Counterfeit Lithium Ion Batteries Often Underperform or Are Unsafe.

Title: Safety and Quality Issues of Counterfeit Lithium-Ion Cells
Authors: Tapesh Joshi, Saad Azam, Daniel Juarez-Robles, and Judith A. Jeevarajan*
First author’s institution: UL Research Institutes
Cover image source: Raimond Spekking

From consumer electronics, to cars, to storing renewable energy for the grid, lithium-ion batteries have enjoyed immense popularity coupled with decreasing costs. This popularity, however, has attracted counterfeiters who sell battery cells without the same performance metrics or safety profile as established suppliers, often through online sales with misleading brand information.

Lithium ion batteries have two major safety mechanisms. One is a polymer on the ends of the battery with a positive temperature coefficient. If the battery begins to heat up, for example because there was an external short circuit that is forcing unexpected current through the battery, this polymer will increase in temperature. The increase in temperature causes the conductivity of the polymer to drop rapidly and slows the current. The second is a current intercept device. This is two disks connected loosely to the cell by a small point in their center. If the battery starts creating gases because of a runaway reaction, the disks will be pushed away from the cell. This will stop the current. Without these devices, batteries may experience catastrophic failure or even catch fires.

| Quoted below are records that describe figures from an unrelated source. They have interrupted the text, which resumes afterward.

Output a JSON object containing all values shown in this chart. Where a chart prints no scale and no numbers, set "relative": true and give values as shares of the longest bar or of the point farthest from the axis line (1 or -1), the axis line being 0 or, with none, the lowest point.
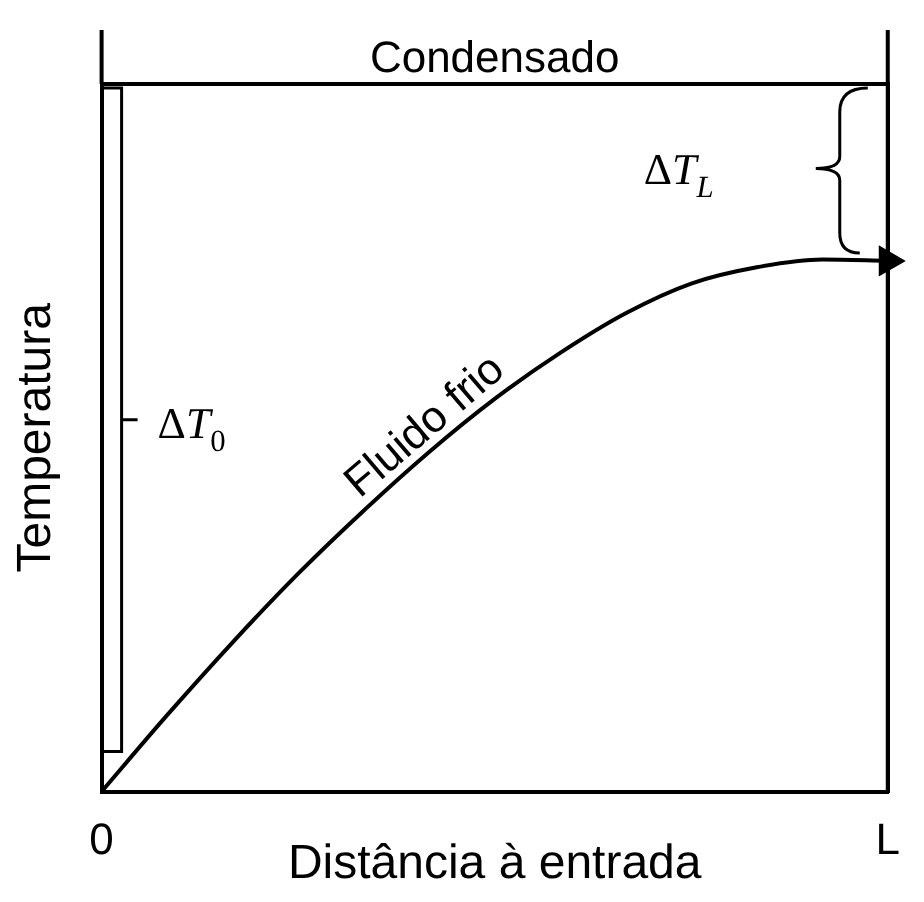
{
  "chart_data": {
    "type": "line",
    "relative": true,
    "xlabel": "Distância à entrada",
    "ylabel": "Temperatura",
    "legend": false,
    "marker": "none",
    "line_style": "solid",
    "categories": [
      "0",
      null,
      null,
      null,
      null,
      null,
      null,
      null,
      null,
      null,
      null,
      null,
      "L"
    ],
    "series": [
      {
        "name": "Condensado",
        "color": "#000000",
        "values": [
          1,
          1,
          1,
          1,
          1,
          1,
          1,
          1,
          1,
          1,
          1,
          1,
          1
        ]
      },
      {
        "name": "Fluido frio",
        "color": "#000000",
        "values": [
          0,
          0.108,
          0.211,
          0.308,
          0.397,
          0.48,
          0.555,
          0.62,
          0.676,
          0.718,
          0.741,
          0.752,
          0.75
        ]
      }
    ],
    "annotations": [
      "ΔT$_{0}$",
      "ΔT$_{L}$"
    ]
  }
}
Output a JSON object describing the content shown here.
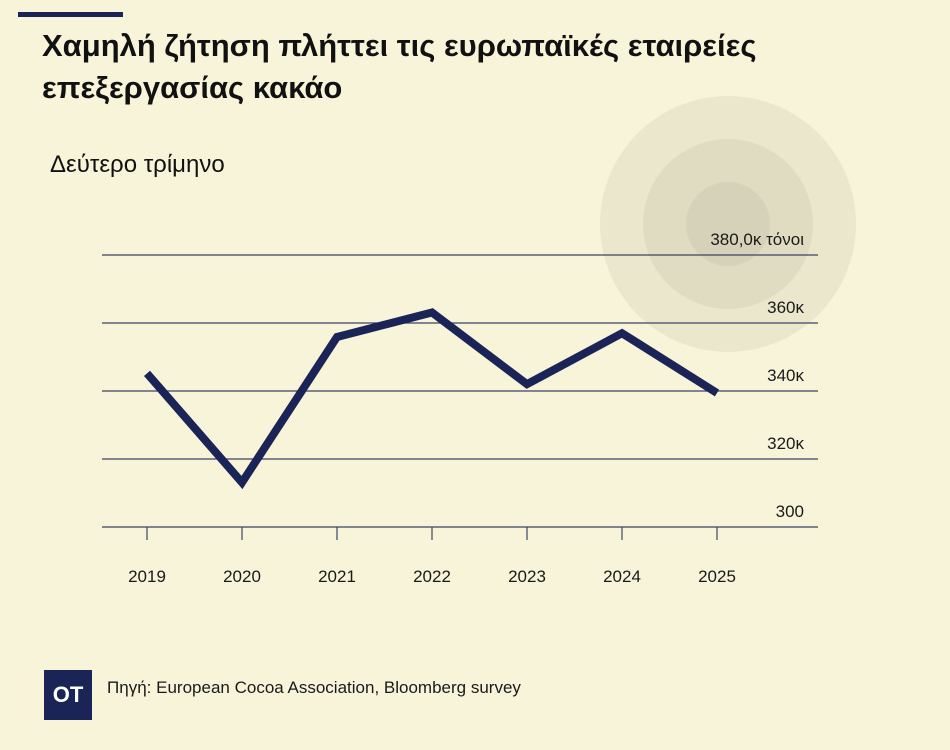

In a recent paper in ACS Energy Letters tested 3 lithium ion batteries. One was from an established manufacturer and two were counterfeits. Testing the capacity of the counterfeits revealed that they performed far worse than was claimed. In some cases, the claimed capacity was greater than possible for a battery of the size purchased. They also noticed changes in the dimensions and materials of the cell and changes in the font or wording included on the counterfeit cells. The counterfeit cells were found to be lacking both the positive temperature coefficient and the current intercept device.

Figure 1: Lithium ion batteries like this one have multiple components when fully assembled to protect from safety hazards (Source).

The cells were then tested under conditions that could cause failure. When the cells were overcharged, the legitimate cell did not exhibit any failure or safety hazards, but the two counterfeit cells leaked electrolyte and produced smoke. When they were subjected to a short circuit, the high-quality cell heated up moderately before stabilizing, but the low quality cells heated up considerably and leaked contents and caught fire respectively.
To avoid the safety hazards of counterfeit cells, the authors recommend those who are capable of doing so test the power density and capacity of cells to verify they match the legitimate producers metrics and that users be wary of signs of counterfeiting including changes in text or font or size of the battery.